Publication information
- Publisher: Marvel Comics
- First appearance: Defenders #147 (September 1985)
- Created by: Peter B. Gillis Don Perlin

In-story information
- Alter ego: Betilakk
- Team affiliations: Eternals
- Abilities: Superhuman strength, stamina, durability, speed, agility, and reflexes; Accelerated healing; Energy manipulation; Psychokinesis; Immortality; Flight;

= Interloper (comics) =

Betilakk the Interloper is a character appearing in American comic books published by Marvel Comics. Created by writer Peter B. Gillis and artist Don Perlin, the character first appeared in Defenders #147 (September 1985). Interloper is a member of the Eternals of Earth who largely distances himself from his fellow Eternals, maintaining a close friendship only with Gilgamesh. One of his principal adversaries is the Dragon of the Moon, whom he battles on several occasions, including alongside the Eternals of Titan. Believing he had fought his final battle, Interloper subsequently withdrew from public life and lived in isolation.

==Publication history==
Betilakk the Interloper debuted in Defenders #147 (September 1985), created by Peter B. Gillis and Don Perlin. He subsequently appeared in several Marvel series, including Strange Tales (1987), Doctor Strange: Sorcerer Supreme (1988), Doctor Strange Epic Collection (2016), and Doctor Strange, Sorcerer Supreme Omnibus (2017).

Additionally, Interloper received an entry in the Official Handbook of the Marvel Universe Deluxe Edition #6 (1983).

==Fictional character biography==
Little has been revealed. He does know the Eternal Gilgamesh (aka the Forgotten One), and has been fighting the Dragon of the Moon for centuries, both on Saturn's moon Titan and on Earth. Their last battle was during the 6th Century AD.

He lived as a hermit for the following hundreds of years. He was discovered by Manslaughter, and, impressed, the Interloper trained Manslaughter. Later, when the Dragon of the Moon enslaved Moondragon, the Interloper confronted and then joined Moondragon's team, the Defenders, in battling Moondragon and the Dragon of the Moon. In the battle, the Interloper tried to hurl his life force against the Dragon; he was transformed into a statue that crumbled into dust. Due to the intervention of the Vishanti, Interloper's life force was merged with the body of Will Fanshawe, a Welsh truck driver; they share possession of this body, which can now transform into an exact duplicate of Interloper's old body that retains his Eternal powers. Less than two years later, Interloper defeated the Dragon of the Moon by using his new schema to his advantage.
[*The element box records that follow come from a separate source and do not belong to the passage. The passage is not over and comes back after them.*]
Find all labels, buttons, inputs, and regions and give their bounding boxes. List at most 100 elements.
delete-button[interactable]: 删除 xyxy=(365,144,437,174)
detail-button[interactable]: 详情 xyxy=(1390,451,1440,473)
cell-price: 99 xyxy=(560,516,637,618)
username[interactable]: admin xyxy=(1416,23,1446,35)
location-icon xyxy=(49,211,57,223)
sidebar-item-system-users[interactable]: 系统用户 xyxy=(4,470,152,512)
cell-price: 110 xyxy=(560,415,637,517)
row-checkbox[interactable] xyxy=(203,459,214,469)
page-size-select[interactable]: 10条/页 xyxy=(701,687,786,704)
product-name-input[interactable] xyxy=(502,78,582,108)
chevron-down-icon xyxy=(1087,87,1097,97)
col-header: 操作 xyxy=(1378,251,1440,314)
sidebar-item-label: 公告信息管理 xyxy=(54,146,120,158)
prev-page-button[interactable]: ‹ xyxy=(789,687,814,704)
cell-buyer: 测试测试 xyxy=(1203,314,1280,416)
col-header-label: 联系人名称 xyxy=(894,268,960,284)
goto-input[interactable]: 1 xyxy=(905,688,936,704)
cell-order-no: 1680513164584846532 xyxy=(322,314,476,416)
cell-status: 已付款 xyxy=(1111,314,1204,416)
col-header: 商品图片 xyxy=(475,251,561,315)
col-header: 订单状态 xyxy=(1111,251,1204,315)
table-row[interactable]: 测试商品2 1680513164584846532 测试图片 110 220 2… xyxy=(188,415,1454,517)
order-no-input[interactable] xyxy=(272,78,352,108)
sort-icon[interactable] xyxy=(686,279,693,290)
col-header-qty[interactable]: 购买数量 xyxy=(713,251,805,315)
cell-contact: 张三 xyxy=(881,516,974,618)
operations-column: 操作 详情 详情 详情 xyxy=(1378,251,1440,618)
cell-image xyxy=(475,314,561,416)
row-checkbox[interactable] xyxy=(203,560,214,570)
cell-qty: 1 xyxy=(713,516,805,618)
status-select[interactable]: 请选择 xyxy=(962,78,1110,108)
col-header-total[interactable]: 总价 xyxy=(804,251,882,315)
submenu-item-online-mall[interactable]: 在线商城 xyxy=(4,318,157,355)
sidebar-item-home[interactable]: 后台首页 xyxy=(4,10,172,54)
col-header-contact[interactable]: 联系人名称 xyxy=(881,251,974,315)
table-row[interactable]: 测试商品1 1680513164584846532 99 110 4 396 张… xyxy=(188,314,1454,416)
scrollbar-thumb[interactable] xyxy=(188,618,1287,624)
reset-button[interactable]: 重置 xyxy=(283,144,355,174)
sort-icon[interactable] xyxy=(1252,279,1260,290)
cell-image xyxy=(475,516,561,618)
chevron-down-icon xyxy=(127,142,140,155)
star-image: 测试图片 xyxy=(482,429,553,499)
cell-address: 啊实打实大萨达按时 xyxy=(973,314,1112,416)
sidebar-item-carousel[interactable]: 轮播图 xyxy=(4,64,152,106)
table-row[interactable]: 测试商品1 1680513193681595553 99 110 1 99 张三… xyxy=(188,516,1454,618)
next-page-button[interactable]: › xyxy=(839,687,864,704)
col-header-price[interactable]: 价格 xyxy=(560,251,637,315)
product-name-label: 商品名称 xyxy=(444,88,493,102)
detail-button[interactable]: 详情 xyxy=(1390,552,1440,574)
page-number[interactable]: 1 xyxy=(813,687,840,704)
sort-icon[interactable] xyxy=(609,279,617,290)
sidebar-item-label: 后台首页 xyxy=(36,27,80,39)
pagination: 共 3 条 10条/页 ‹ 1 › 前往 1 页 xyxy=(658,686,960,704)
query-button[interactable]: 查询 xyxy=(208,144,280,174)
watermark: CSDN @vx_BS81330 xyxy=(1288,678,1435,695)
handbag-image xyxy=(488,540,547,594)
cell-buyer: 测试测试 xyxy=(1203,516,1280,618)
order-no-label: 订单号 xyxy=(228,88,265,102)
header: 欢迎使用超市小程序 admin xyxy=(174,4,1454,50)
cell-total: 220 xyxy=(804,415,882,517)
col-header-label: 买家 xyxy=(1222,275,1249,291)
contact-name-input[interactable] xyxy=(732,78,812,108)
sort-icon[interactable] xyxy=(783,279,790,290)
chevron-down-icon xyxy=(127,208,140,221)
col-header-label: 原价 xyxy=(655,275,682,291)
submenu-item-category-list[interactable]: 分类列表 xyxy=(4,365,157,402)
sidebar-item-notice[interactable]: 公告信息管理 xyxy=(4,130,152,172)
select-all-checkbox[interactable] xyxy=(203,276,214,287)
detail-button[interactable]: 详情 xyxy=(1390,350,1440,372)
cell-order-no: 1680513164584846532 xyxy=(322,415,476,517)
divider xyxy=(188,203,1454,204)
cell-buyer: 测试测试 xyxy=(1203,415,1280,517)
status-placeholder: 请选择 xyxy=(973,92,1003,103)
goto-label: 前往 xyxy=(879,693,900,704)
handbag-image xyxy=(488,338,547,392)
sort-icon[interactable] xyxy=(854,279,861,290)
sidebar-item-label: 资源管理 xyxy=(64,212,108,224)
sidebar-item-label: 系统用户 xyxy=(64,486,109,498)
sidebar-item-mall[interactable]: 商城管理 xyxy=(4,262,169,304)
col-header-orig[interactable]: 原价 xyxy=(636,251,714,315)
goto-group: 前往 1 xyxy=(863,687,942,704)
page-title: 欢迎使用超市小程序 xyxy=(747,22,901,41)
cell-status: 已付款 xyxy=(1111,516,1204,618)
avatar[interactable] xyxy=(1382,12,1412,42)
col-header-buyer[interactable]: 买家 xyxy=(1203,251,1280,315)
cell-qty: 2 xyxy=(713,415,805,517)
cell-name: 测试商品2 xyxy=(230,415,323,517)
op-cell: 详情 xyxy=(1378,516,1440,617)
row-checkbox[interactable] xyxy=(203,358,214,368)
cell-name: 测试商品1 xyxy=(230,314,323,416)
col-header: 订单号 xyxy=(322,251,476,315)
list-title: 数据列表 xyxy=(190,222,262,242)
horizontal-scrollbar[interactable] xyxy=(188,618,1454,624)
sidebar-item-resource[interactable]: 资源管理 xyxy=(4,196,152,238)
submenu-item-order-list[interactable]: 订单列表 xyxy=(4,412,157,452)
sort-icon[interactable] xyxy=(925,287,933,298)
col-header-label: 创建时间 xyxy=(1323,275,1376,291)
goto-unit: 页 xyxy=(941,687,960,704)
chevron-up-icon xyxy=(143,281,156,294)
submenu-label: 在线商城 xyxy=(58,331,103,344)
== Powers and abilities ==
Interloper possesses the standard abilities of his race, including virtual immortality, superhuman strength, durability, levitation, flight, and the projection of cosmic energy beams from his eyes. He is capable of lifting approximately 40 tons under optimal conditions. Interloper wears a mystical artifact known as the Cloak of Fear, which induces unease in nearby humans and prevents them from looking directly at or approaching him. The origins of the cloak have not been disclosed in published stories. Furthermore, he developed a heightened extrasensory awareness of the Dragon of the Moon, enabling him to sense the creature’s presence anywhere on Earth and track it across great distances.